The Yankees scored first when Roger Maris put one of Vernon Law's sliders into the upper deck in right field. If the Pirates were going to turn and run, this was the time to start. Instead they ran all over the Yankees. Bill Virdon led off with a walk and, on Art Ditmar's first pitch to Dick Groat, stole second. When Yogi Berra's throw came sailing down to second base, neither Bobby Richardson nor Tony Kubek was present. Richardson and Kubek looked at each other and at Berra and Virdon and the ball, which by this time was in center field. Virdon grinned and kept right on going to third base. Dick Groat doubled to right, scoring Virdon. Bob Skinner singled through the middle, scoring Groat. Then Roberto Clemente also singled through the middle, scoring Skinner, who had stolen second. Mickey Mantle had a big inning picking up stray baseballs in center field.
Fine defensive plays stopped the Yankees in the second and in the fourth. In the second, Skinner caught Richardson's line drive in left and threw it in to Bill Mazeroski at second base to double up Berra, who flopped frantically in the dirt like a beached whale (opposite), trying to get back. Yogi also was victimized in the fourth when, with Maris on second and Mantle on first, he hit the longest, highest, hardest fly ball he has hit all year. But Forbes Field is a big ball park, and when the ball came down, both Virdon and Clemente were under it. Virdon made the catch—bouncing off Clemente—and although Moose Skowron singled later for the Yankee run, the famed Yankee big inning never occurred.

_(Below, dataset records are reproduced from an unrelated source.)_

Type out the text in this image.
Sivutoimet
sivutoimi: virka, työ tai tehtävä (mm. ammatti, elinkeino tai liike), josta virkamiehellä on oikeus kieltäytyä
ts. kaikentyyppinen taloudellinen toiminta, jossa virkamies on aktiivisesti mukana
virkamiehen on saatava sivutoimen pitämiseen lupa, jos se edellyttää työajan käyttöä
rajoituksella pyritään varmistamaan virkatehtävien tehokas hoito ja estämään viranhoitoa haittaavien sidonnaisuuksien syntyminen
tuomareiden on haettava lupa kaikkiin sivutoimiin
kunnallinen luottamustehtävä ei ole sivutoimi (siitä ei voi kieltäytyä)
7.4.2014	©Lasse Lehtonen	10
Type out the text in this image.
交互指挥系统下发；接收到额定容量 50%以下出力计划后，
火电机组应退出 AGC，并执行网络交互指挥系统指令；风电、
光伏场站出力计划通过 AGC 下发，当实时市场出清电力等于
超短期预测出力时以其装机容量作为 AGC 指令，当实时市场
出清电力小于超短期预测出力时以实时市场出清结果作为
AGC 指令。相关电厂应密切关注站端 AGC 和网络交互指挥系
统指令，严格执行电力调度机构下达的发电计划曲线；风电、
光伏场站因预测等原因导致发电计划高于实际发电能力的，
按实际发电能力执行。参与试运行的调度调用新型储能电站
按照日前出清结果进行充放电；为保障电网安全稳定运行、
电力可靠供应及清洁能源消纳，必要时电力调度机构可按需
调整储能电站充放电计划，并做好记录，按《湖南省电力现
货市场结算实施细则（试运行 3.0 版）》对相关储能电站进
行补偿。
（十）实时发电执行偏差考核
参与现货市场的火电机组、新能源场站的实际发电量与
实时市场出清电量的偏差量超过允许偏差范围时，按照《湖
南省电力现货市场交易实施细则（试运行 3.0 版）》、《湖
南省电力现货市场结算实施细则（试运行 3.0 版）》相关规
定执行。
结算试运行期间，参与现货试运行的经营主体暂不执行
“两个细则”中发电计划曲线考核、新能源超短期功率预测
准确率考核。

In the Pirate fourth, Jim Coates, who had relieved Ditmar, threw a fast ball right across the letters to Mazeroski. The count was two strikes and no balls and Mazeroski was surprised to see such a nice fat pitch in such a situation, but not too surprised to hit it over the scoreboard for two more runs.
That was about all except for Roy Face. No Pirate victory is quite official without Face. In the eighth the Yankees led off with two singles and Danny Murtaugh decided that maybe Law was getting a little tired or maybe his twisted ankle was beginning to ache. Anyway, Murtaugh waved in Face. Mantle struck out, Berra flied out, Skowron struck out.
The Yankees looked futile. In the light of what happened the next day, it was a pretty sneaky way for a World Series to start.
2 MANTLE AND HIS MOB BREAK LOOSE
It rained Wednesday night in Pittsburgh and again on Thursday morning and again just before the game. The Pirates would have been better off if it had rained all day. The Yankees turned a relatively close ball game into a complete rout with seven runs in the sixth inning and before they were through managed to compile a number of interesting statistics. Not the least of these was the score, 16-3.
Yet this was a ball game that the Pirates might have won except for a number of circumstances that came together in the Pittsburgh half of the fourth. It all began when Bob Skinner showed up at the park with a jammed thumb, suffered during a slide into third the day before, and had to be kept out of the lineup. This forced Murtaugh to play Rocky Nelson at first base, in order to keep a high level of left-hand hitting against the Yankees' Bob Turley, and depleted his bench of left-hand hitters.